Charles Mordaunt was born in 1658, the son of John, 1st Viscount Mordaunt (of Avalon and Baron Mordaunt of Reigate) and Elizabeth Carey (grand-daughter of 1st Earl of Monmouth). His father died on 5 June 1675 so he succeeded to the peerage as Viscount Mordaunt. He did not become Earl of Peterborough until 19 June 1697 when his uncle Henry, the 2nd Earl, died. Charles was educated at Tonbridge and Christ Church, Oxford. At the age of 16 he joined the Mediterranean Fleet and was in the expedition to Tangier. He then entered political life as an enthusiastic Whig, strongly opposed to the Catholic James Duke of York. When James became King, Charles hurried away to Holland. There he worked hard to persuade William or Orange to invade England. Eventually William was persuaded and Charles accompanied him to Torbay.
Viscount Mordaunt was now in a very favourable position, being so close to the monarch. He was appointed to the Privy Council in 1689, and in the same year was made First Lord of the Treasury and Earl of Monmouth. However he made some bad decisions and fell foul of King William so that he spent a brief period in the Tower of London in 1697. Some years after his release he proved politically troublesome so he was appointed Commander-in-Chief of land forces in Spain during the War of the Spanish Succession. He commanded in person at the siege of Barcelona and led the attack on the east side of Fort Montjuic. He was later criticised for lack of enthusiasm and lukewarm support for the Archduke Charles who the allies had placed on the Spanish throne. In his history of the Somerset Light Infantry, Sir Henry Everett had this to say of the Earl:
'Historians differ as to his abilities as a great military commander, though fame has given him a place among English soldiers of the period as second only to Marlborough. His previous military experience was chiefly at sea, but there was no exploit on this element to his credit which would lead one to suppose that he was fitted for supreme command of an important expedition.
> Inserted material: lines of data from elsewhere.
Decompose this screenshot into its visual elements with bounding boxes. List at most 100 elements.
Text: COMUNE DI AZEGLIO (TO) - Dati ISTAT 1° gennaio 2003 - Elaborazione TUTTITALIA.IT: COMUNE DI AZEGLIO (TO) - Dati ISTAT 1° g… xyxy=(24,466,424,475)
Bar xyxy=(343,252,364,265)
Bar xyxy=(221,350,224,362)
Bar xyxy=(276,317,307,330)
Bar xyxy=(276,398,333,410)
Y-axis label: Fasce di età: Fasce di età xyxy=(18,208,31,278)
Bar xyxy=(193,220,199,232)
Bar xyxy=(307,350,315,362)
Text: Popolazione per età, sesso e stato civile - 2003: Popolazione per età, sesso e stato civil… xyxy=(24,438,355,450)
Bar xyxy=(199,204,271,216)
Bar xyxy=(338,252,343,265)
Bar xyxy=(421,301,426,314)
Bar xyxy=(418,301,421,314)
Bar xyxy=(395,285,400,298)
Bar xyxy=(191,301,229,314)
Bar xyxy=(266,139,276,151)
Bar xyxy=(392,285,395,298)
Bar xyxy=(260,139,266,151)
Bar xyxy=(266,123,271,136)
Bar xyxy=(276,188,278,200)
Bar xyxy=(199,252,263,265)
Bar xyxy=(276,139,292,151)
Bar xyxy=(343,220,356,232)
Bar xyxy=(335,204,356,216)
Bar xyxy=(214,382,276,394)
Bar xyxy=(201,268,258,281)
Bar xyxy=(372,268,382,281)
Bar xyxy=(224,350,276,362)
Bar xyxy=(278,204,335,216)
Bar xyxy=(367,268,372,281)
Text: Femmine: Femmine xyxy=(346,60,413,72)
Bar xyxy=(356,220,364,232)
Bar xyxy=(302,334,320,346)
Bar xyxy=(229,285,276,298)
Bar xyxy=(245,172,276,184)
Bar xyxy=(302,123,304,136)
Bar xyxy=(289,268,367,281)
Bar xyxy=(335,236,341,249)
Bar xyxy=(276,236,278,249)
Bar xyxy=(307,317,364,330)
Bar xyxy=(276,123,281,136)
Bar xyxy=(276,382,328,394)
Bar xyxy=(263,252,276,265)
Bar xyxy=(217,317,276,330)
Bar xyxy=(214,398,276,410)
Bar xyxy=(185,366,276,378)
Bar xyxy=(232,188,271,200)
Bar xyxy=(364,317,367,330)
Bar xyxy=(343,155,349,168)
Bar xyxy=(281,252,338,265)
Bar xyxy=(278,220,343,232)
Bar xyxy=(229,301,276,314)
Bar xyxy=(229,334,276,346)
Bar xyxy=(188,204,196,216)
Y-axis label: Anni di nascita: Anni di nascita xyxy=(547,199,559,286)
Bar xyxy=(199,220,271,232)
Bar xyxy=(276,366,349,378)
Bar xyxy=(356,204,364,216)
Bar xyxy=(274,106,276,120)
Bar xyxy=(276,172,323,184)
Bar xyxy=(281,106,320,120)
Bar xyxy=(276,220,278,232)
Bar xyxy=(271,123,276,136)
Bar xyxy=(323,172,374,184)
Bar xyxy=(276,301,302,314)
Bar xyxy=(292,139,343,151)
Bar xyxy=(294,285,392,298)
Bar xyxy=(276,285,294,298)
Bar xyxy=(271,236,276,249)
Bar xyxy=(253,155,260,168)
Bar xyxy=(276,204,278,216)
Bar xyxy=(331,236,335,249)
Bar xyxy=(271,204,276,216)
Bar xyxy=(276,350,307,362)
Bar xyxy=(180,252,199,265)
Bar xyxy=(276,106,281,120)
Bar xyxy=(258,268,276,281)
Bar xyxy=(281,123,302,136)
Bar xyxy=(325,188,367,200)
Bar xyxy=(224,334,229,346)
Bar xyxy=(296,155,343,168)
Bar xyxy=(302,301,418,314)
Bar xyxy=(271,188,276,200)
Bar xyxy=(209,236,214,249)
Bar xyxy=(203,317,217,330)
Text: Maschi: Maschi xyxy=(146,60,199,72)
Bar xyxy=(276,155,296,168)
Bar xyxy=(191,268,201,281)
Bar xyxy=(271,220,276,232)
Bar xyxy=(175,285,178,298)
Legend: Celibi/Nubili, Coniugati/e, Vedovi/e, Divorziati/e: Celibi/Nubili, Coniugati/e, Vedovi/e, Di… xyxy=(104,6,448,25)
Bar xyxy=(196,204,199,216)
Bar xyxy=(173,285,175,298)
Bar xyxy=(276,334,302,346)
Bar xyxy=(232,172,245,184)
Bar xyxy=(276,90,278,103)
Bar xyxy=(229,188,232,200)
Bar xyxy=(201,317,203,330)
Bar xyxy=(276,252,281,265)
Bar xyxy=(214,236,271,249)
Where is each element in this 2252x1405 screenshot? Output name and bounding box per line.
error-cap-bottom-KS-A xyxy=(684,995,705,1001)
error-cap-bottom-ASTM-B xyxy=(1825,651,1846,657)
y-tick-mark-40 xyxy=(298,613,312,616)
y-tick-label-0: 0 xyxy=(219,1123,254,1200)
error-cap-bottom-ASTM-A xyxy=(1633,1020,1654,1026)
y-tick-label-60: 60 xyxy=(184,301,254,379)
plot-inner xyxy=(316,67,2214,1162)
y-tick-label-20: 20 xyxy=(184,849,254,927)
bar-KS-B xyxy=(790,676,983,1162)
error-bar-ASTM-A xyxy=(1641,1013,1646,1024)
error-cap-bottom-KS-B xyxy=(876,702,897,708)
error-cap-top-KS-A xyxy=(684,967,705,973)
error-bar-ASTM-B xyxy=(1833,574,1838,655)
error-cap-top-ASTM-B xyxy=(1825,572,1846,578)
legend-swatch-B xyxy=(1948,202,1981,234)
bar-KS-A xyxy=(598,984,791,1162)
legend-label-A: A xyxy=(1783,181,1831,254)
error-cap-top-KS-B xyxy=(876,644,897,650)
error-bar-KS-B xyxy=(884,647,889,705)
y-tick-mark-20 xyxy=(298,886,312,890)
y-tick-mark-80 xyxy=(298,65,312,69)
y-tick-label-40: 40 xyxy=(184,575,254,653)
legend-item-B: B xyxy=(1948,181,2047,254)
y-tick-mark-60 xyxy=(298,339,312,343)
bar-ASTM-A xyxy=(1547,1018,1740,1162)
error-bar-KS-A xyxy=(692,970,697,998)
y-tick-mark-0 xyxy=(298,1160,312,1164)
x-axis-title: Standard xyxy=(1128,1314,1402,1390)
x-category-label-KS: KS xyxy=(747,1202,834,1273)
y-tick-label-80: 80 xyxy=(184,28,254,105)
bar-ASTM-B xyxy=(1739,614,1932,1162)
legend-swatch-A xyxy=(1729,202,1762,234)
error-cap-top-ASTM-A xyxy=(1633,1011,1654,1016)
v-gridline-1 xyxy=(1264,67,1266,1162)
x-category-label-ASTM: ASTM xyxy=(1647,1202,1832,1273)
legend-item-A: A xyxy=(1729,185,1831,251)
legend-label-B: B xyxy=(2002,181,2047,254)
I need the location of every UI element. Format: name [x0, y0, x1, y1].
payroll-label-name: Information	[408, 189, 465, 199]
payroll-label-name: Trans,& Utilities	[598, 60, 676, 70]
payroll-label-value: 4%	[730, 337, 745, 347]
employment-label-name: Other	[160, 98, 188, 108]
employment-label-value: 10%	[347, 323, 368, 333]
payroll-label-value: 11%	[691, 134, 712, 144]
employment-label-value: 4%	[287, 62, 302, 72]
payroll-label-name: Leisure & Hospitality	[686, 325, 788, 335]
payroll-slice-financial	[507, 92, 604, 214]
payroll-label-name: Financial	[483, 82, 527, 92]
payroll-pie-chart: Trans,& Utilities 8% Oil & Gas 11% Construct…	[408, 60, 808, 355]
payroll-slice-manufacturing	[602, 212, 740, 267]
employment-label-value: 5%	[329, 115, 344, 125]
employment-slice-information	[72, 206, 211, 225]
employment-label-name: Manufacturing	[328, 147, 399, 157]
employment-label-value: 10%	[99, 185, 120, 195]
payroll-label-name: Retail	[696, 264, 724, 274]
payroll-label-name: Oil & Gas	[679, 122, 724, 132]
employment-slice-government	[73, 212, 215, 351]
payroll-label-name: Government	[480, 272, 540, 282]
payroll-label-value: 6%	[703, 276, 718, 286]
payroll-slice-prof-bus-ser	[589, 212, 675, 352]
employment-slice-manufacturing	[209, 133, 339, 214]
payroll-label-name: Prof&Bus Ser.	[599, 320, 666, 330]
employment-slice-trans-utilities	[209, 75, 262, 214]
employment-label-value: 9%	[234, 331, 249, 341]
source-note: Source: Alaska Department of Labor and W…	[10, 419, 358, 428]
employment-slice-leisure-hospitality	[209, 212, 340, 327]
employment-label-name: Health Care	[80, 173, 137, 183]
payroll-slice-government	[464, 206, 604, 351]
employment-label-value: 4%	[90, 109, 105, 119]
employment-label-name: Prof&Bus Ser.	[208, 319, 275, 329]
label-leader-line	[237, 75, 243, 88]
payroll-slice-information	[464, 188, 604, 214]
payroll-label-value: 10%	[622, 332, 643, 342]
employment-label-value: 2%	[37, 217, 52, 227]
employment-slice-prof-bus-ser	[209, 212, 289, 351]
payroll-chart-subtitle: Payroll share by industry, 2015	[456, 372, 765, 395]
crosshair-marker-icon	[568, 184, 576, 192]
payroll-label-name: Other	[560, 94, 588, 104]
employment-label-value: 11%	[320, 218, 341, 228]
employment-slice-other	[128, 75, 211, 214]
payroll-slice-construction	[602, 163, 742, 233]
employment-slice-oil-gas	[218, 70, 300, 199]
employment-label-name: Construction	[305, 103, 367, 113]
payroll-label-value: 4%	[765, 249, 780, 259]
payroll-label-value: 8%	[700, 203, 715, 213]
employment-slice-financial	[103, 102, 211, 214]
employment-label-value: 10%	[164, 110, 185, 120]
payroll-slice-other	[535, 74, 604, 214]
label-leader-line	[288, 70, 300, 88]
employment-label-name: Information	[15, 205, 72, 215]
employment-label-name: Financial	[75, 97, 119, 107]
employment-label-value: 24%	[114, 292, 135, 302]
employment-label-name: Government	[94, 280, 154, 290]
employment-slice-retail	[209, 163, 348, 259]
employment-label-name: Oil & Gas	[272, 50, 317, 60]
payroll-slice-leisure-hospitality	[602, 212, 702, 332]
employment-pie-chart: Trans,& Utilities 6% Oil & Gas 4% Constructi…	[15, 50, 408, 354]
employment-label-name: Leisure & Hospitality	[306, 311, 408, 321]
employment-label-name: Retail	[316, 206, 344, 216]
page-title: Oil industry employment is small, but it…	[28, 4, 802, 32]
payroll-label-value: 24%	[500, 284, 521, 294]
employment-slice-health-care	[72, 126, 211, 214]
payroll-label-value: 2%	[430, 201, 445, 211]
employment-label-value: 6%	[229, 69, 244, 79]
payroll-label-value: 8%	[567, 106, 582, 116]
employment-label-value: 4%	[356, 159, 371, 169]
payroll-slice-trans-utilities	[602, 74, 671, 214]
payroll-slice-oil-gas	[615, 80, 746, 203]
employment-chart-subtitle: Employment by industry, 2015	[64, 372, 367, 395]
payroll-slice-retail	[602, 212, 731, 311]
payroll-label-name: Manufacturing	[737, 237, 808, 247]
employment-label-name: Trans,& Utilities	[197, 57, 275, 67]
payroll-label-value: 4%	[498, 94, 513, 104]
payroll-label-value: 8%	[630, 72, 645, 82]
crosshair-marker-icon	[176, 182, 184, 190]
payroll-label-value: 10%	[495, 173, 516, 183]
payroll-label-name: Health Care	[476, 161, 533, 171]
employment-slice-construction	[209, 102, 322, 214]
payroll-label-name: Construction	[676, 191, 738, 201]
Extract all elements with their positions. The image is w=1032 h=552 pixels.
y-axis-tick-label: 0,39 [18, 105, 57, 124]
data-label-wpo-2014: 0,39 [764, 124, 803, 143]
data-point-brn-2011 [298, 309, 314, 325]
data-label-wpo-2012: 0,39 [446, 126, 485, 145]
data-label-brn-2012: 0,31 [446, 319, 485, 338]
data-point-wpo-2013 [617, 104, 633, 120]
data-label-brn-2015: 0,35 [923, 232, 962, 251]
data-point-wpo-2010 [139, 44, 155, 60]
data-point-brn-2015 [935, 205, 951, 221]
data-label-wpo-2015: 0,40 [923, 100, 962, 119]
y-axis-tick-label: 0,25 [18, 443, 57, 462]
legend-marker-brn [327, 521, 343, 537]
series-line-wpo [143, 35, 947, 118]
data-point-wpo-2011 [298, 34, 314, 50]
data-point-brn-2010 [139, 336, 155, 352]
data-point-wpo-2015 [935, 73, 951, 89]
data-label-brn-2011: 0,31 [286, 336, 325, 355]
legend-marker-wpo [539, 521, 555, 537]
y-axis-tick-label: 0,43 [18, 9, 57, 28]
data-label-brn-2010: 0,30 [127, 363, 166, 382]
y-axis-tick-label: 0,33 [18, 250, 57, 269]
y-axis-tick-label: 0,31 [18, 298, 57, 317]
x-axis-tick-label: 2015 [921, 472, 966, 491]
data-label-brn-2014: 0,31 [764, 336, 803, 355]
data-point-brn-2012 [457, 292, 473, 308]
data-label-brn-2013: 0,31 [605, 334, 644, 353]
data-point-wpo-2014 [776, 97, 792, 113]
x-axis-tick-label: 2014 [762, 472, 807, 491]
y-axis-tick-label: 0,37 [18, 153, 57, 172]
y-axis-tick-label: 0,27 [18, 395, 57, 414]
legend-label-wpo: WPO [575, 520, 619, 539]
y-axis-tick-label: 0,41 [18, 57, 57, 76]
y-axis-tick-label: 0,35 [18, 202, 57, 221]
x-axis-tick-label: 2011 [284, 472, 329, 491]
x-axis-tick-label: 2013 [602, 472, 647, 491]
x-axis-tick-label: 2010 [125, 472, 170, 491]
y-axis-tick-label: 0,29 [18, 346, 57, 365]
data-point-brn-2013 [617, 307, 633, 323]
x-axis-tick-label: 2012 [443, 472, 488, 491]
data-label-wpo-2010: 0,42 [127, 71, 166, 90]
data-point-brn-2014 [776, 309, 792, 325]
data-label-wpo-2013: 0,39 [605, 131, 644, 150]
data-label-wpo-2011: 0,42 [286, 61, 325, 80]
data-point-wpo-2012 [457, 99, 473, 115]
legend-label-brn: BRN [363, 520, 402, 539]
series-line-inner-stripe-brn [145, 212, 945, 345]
It is recorded that the siege of Barcelona was commenced against his advice, but when once decided on, he carried out the execution with commendable zeal. He was undoubtedly eccentric, vainglorious and quarrelsome. He appears to have hated foreigners, including his allies, and he despised Charles III whom he was commissioned to place on the throne of Spain. He was romantic, addicted to pleasure and the charms of the fair sex. Yet with all these drawbacks, he had undoubted military virtues, he was popular with his subordinates, and made the best use of the irregular Spaniards under his command, whom he thoroughly understood. He believed in and practiced mobility, he was a master in the minor stratagems of war, and appreciated the value of the elements of secrecy and surprise in his operations. To his credit it may be said that as long as he was in charge of the campaign in Eastern Spain the arms of the Allies were consistently victorious.'
While in Spain he had as one of the English regiments under his command, the 13th (Barrymore's) Regiment of Foot. He must have had a high regard for the regiment because he chose them to be transformed from infantry into dragoons. His sense of the dramatic became apparent when, in Jan 1706, the regiment paraded, totally unaware of what was in store for them. They were led, 500 of them, around a hill to find, on the other side, 500 horses all saddled and prepared for them. So for the next seven years one part of the 13th Regiment operated as dragoons and were known as Pearce's Dragoons. The Earl of Peterborough, by this act made one more enemy; the Colonel of the 13th, The Earl of Barrymore, who complained bitterly to Queen Anne that his regiment had been ruined.
On his return to England there were angry debates in the House of Lords where his military exploits divided opinion, but the end result was that he was thanked by the House. However, he was still regarded as a problem and sent off once more to Vienna. In August 1712 he was appointed Colonel of the Royal Horse Guards which lasted until June 1715. In 1713 he was appointed Knight of the Garter, but when George I ascended the throne of Britain on 1 Aug 1714 he lost any influence that he still had. He was married (1678) to Carey Fraser, a third cousin, and had three children, two of whom died in 1710. His wife Carey died in 1709, and in 1722 he secretly married Anastasia Robinson, an opera singer and Handel's favourite soprano. The Earl died in Lisbon on 25 October 1735 and his remains were buried at Turvey in Bedfordshire. The portrait is one of at least two painted of Charles Mordaunt by Sir Godfrey Kneller. This one was painted c1715 and is in the National Portrait Gallery.